Logo Bloomberg Technoz

Lepasnya status saham terkonsentrasi LUCY itu terjadi seiring dengan manuver pengendali emiten pengelola jaringan restoran dan rooftop bar Lucy in the Sky itu membuang sahamnya ke publik bulan lalu.

Pengendali LUCY, PT Delta Wibawa Bersama melepas sebanyak total 378,6 juta saham dalam kurun waktu sejak 4 hingga 17 Juni 2026, di rentang harga Rp79 hingga Rp1.385 per saham.

"Tujuan transaksi untuk menjual sebagian," kata manajemen LUCY dalam keterbukaan informasi.

Dengan demikian, total kepemilikan PT Delta di saham LUCY susut menjadi 34,42% atau setara 521,4 juta dari semula yang masih 59,42%, dan tetap menjadi pengendali.

BEI sempat menegur manajemen LUCY lantaran adanya kekeliruan dalam penyajian jumlah saham free float perseroan ke publik.

BEI membeberkan terdapat perbedaan perhitungan jumlah saham beredar di publik per Maret 2026 sebanyak 98,85 juta saham dari informasi sebelumnya sebanyak 197,45 juta saham.

“Terdapat kesalahan penyampaian informasi, terkait kepemilikan saham umum dan afiliasi pengendali,” dikutip dari surat jawaban manajemen LUCY kepada BEI tanggal 4 Juni 2026.

Kesalahan perhitungan kepemilikan saham yang dimiliki afiliasi pengendali sekitar 16,09 juta saham.

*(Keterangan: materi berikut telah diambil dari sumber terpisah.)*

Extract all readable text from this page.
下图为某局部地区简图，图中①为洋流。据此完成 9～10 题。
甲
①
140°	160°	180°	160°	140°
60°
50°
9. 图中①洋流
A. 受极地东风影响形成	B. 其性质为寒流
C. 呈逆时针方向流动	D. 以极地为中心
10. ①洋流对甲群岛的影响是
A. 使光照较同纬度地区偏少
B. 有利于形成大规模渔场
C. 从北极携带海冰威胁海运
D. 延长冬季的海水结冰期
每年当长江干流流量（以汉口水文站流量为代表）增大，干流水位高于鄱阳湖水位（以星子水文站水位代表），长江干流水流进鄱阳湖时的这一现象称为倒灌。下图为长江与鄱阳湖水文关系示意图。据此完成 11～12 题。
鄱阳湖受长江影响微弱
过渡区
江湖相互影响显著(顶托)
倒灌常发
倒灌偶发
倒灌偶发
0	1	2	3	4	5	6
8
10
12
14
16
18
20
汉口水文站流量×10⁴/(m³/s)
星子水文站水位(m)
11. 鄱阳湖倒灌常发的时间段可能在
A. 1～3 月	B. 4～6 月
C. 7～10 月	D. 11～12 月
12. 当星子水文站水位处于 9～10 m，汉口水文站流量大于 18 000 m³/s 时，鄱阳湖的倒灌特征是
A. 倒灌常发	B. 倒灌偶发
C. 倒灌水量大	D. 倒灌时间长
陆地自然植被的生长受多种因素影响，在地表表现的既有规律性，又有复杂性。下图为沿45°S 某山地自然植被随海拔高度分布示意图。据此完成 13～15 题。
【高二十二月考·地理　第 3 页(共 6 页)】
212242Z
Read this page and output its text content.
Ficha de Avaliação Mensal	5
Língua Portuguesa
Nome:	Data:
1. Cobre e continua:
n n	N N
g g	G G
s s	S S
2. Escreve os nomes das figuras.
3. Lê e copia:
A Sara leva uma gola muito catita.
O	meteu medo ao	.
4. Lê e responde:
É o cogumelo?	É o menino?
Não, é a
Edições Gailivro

Rincian afiliasi dari pengendali itu di antaranya Fasika Khaerul Zaman sekitar 0,58% dari saham beredar, Aldi Imam Wibowo 0,32%, Dr Pratiwi Nugraheni 0,17%.

Mengutip data susunan pemegang saham teranyar LUCY, PT Delta Wibawa Bersama menguasai sekitar 900,14 juta saham LUCY atau setara 59,42% sebagai pengendali perseroan.

Mayoritas saham lainnya sekitar 383,58 juta saham atau setara 25,32% dipegang Dimas Wibowo, pemilik manfaat akhir LUCY.

Adapun, saham masyarakat non warkat mencapai 222,3 juta atau sekitar 14,68%.

Beberapa nama yang memegang saham LUCY pada porsi free float itu di antaranya Hartono Sukirya memegang 2,84%, Marrita Erhar 2,1%, Nugrahaning Dyah Larasati 1,37%, Agung Purnomo 1,29% dan Refin Satrio 1,2%.